Moving Forward Post-Election
Author: Colleen Woodward
With the news last Saturday that former Vice President Joe Biden has been elected our 46th President, there is a range of emotions that we’ve all experienced over the last two weeks.
Personally, Saturday felt like the first bright moment we’ve had in months. In typical New York City fashion, I found out that Biden had won because all of my neighbors started screaming, and without seeing the news yet, I just knew. Walking out in NYC throughout the day, the energy was electric. Every car that passed by honked along with the crowds of people spilling onto the street crying and cheering for this win.
And while that day brought an extreme amount of joy, the days that have followed have felt a bit strange. Maybe you’re feeling it too.
I’m sure I’m not alone in the amount of sleep lost during the week of the election. No matter what our views are, this election and everything it brings up has taken more of a toll on your mental health than you realize.
For many of us, it feels as though we have been stuck in an abusive relationship for four years, and have just experienced the first wave of freedom that it is ending. For some of you, that abuse has felt much deeper, threatening your very existence.
We’ve collectively experienced this trauma together as a country. We have marched in the streets together, we have felt the abuse of our current president’s words in one way or another, we have educated one another, we have supported, cared for, and laughed with each other even in the darkest of times.
Collective trauma can feel both comforting that you are not alone during a hard time, however, it has the potential to make you feel shame if you feel that your trauma isn’t as deep as others (i.e maybe our current presidents words on race or sexual identity does not affect your personal existence so you feel like you shouldn’t complain). Brené Brown spoke on this in her podcast at the beginning of the pandemic. She said, “Let’s stop ranking suffering. There is enough love and empathy to go around. Putting ourselves down because we’re struggling, but have it so much better than others right now can kill our empathy for others.”. So while you struggle to understand how to deal with the last four years and what they mean for you and your community moving forward, remember to go easy on yourself.
You may be asking yourself, what now? What will our current president do next until Biden takes office? What do we do with all of these emotions? Is it okay to feel hopeful now? Will anything actually change?
Those are all valid thoughts, and you are not alone in navigating them and life in general after this election.
It may be confusing to have so much emotion over a political moment in our country.
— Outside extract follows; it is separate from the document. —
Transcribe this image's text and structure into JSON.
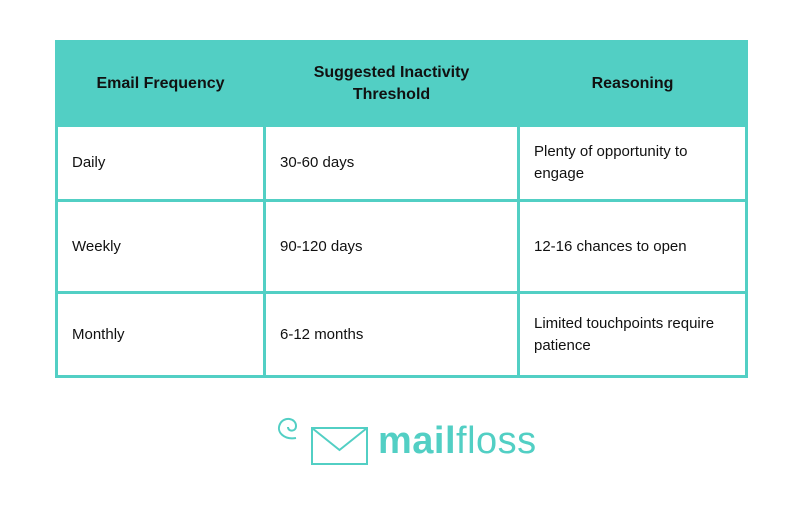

First, I want to say that no emotion is ‘bad’. All of our emotions serve a purpose for us, and whatever it is that you are feeling at this moment is valid. Second, I want to remind you that for four years you may have experienced being gaslit, emotionally beat up and in some cases this person in power telling you and the rest of the country that you don’t matter. Do not discount what that does to your mental health. If you are someone who doesn’t understand why this win is so emotional, look beyond how this election win affects just you and your inner circle.
So, what do you do now?
Cry. Scream. Laugh. Write it out. Find things that bring you relaxation and joy to replace the time you have given to the election. I strongly encourage you to lean on your community right now. You do not have to walk through this experience by yourself. Collectively, there is still work to be done. If taking action in your community is something that brings you meaning and purpose, go for it. Much of the anxiety that has come with this pandemic and election is the loss of control we feel. Taking back some of that control through activism work may ease the feelings of uncertainty you are experiencing.
Take it all one day at a time, and most importantly, give yourself permission to feel it all.